Foi-se já o dia em que os críticos entronados em suas cátedras universitárias podiam refazer o texto bíblico e a história sacra a seu talante. Como afirmava freqüentemente o Dr. W. F. Albright, respeitado internacionalmente como uma das maiores autoridades na Arqueologia da Palestina e áreas correlatas, não cabe mais ao crente na autenticidade do relato bíblico ficar na defensiva, mas sim ao crítico. Em vez de abordar as afirmações históricas da Bíblia como provàvelmente erradas — tal era a atitude em certos círculos há 50 anos —a única atitude cor-reta hoje é de abordar a Bíblia com o respeito devido a uma fonte de informação habitualmente autêntica.

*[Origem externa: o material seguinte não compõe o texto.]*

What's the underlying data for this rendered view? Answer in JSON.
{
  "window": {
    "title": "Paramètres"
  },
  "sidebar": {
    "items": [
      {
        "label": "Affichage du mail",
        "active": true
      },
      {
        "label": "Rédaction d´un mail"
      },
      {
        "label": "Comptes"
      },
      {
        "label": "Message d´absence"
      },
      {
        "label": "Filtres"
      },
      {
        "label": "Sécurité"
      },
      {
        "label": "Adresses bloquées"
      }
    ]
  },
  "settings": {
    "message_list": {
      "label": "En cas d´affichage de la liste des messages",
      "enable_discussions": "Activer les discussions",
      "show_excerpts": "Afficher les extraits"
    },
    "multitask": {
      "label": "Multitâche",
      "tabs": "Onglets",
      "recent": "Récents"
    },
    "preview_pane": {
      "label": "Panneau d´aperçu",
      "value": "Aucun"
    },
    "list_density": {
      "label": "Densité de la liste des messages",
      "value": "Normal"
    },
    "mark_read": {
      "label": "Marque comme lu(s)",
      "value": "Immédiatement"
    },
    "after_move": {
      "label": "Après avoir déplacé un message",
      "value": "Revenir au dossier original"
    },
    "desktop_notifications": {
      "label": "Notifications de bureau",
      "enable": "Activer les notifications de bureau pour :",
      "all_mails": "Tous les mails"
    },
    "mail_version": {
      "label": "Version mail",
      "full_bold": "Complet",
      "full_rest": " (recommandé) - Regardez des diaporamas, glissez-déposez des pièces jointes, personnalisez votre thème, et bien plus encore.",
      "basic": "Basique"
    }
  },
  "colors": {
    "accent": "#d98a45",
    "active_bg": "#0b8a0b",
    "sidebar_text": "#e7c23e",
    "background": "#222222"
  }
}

A Arqueologia tem feito mais do que confirmar as afirmações bíblicas relativas a certos fatos históricos. Ela tem esclarecido muitos costumes que nos pareciam estranhos e obscuros. Quando nada ela apresenta paralelos a episódios bíblicos extraídos da história de povos contemporâneos. Ilustremos êste ponto. Porque teria Raquel furtado os ídolos de seu pai Labão e os ocultado tão ciosamente? (Gên. 31:34) Compreendemos hoje que de acôrdo com os costumes da época, a posse dos ídolos da casa do sogro garantia ao genro o direito de receber sua parte da herança da espôsa, que de outro modo lhe poderia ser negada. Daí o zêlo com que Raquel se apropriou dos ídolos de seu pai. Convém recordar que escavações em Jericó e muitos outros lugares esclarecem que êstes ídolos feitos de terracota podiam ser bem pequenos, às vêzes com apenas um palmo de altura. Os arqueólogos denominam-nos “figurines”.

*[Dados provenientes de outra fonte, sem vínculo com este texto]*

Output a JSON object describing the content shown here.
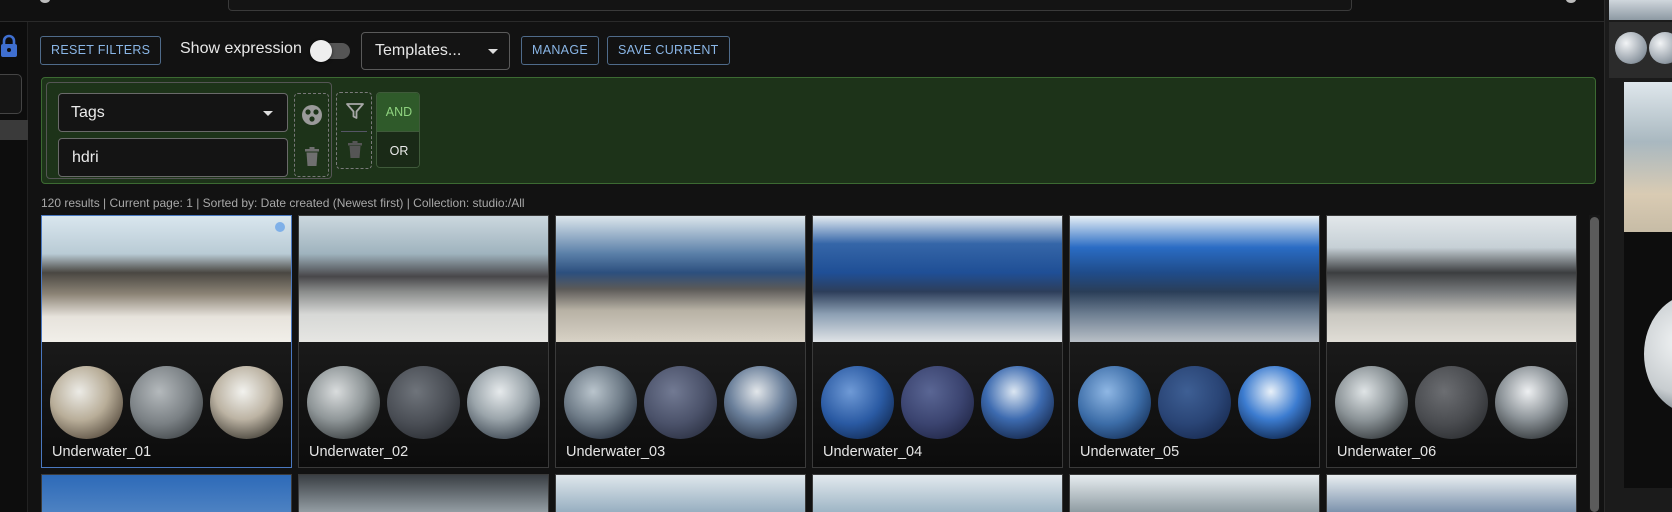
{
  "toolbar": {
    "reset_filters": "RESET FILTERS",
    "show_expression": "Show expression",
    "show_expression_on": false,
    "templates": "Templates...",
    "manage": "MANAGE",
    "save_current": "SAVE CURRENT"
  },
  "filter": {
    "field": "Tags",
    "value": "hdri",
    "logic": {
      "and": "AND",
      "or": "OR",
      "selected": "AND"
    }
  },
  "status": "120 results | Current page: 1 | Sorted by: Date created (Newest first) | Collection: studio:/All",
  "assets": [
    {
      "name": "Underwater_01",
      "selected": true
    },
    {
      "name": "Underwater_02",
      "selected": false
    },
    {
      "name": "Underwater_03",
      "selected": false
    },
    {
      "name": "Underwater_04",
      "selected": false
    },
    {
      "name": "Underwater_05",
      "selected": false
    },
    {
      "name": "Underwater_06",
      "selected": false
    }
  ],
  "colors": {
    "accent": "#8ab6e6",
    "filter_panel_bg": "#1d3319",
    "selection": "#4a78c0"
  },
  "icons": [
    "lock-icon",
    "dropdown-caret-icon",
    "rule-options-icon",
    "trash-icon",
    "filter-funnel-icon",
    "selected-dot-icon"
  ]
}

De acôrdo com o Dr. E. A. Speiser, da Universidade da Pensilvânia, documentos hurrianos (horitas) e hititas mostram claramente que leis daquela época protegiam solenemente a esposa que também era irmã, como no caso de Sara. Era considerado um crime duplamente grave privar um homem de sua esposa nestas condições. Isto esclarece o interêsse de Abraão em destacar êste aspecto de seu casamento com Sara quando viajando em terras estrangeiras.

Tabletes desenterrados por André Parrot e outros nos arquivos de Mari, situada no cotovêlo do Eufrates, muitos dos quais dão evidência de influência hurriana em Mari (1.600 A. C.), esclarecem que entre os hurrianos (horitas) era permissível ao pai conferir a primogenitura a quem lhe aprouvesse, independentemente da idade dos filhos, e que a última vontade paterna era mandatória. Tais testamentos eram prefaciados com as palavras: “Estou agora velho …” o que nos lembra a declaração de Isaque ao escolher a data para conferir a primogenitura a um dos filhos (Gên. 27:2).

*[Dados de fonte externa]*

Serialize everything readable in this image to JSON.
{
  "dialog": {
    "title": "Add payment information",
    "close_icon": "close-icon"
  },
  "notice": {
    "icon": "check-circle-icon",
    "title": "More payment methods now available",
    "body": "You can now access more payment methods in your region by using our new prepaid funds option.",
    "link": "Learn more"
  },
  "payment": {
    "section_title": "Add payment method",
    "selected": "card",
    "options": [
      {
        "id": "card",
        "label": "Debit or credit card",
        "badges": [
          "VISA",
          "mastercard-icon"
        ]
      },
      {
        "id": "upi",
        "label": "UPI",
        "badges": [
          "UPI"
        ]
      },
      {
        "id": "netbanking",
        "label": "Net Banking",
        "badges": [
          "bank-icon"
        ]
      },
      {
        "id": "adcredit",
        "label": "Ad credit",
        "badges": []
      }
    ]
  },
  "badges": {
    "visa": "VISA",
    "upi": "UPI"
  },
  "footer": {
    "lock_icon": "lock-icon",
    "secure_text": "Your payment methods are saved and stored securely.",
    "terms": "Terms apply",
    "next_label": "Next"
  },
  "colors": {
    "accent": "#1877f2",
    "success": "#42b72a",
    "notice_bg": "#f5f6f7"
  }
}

Disse acima que a Arqueologia nada desenterrou que confirme a atuação de José na corte dos Faraós, nem uma declaração específica da presença dos israelitas no Egito. Lembremo-nos, porém, que as inscrições monumentais do Egito não visavam propriamente registrar a história corrente, como é o caso dos “Anais” dos reis da Assíria, mas simplesmente glorificar o faraó reinante. Não era o costume mencionar nestas inscrições derrotas ou fatos que desabonassem a casa real. Daí nenhuma referência ao Êxodo dos Israelitas, por exemplo. Pequenos fatos vêem à luz de tempos em tempos, porém, que confirmam a verossimilhança da história bíblica. Como amostra temos o ‘seguinte que extraí de W. F. Albright, “From the Stone Age to Christianity”:

“Ambos os nomes das parteiras ditas terem servido as israelitas no tempo do nascimento de Moisés, Shiphrah e Puah, tem sido provados (1954) serem bons nomes norte-semíticos, de mulher no segundo milênio antes de Cristo. É um pormenor apenas, mas, uma vez que alguns ditos eminentes declararam seus nomes fictícios, isto e significativo.” pp. 13 e 14.

Outra declaração útil:

“Sabemos de uma inscrição egípcia que um nome formado com Shaddai, dito por tradição bíblica ter sido o nome patriarcal de Deus antes de Jahwe (Jeová) ser introduzido, foi empregado pelos semitas que viviam no Egito antes do Êxodo.” Op. cit., p. 15.

São evidências indiretas como estas que obrigam os eruditos a tratar o texto bíblico com maior consideração. Ceticismo gratuito como era a moda há alguns anos vai sendo substituído por um respeito sadio, à medida que a pá do arqueólogo vai trazendo à luz o remanescente das antigas civilizações.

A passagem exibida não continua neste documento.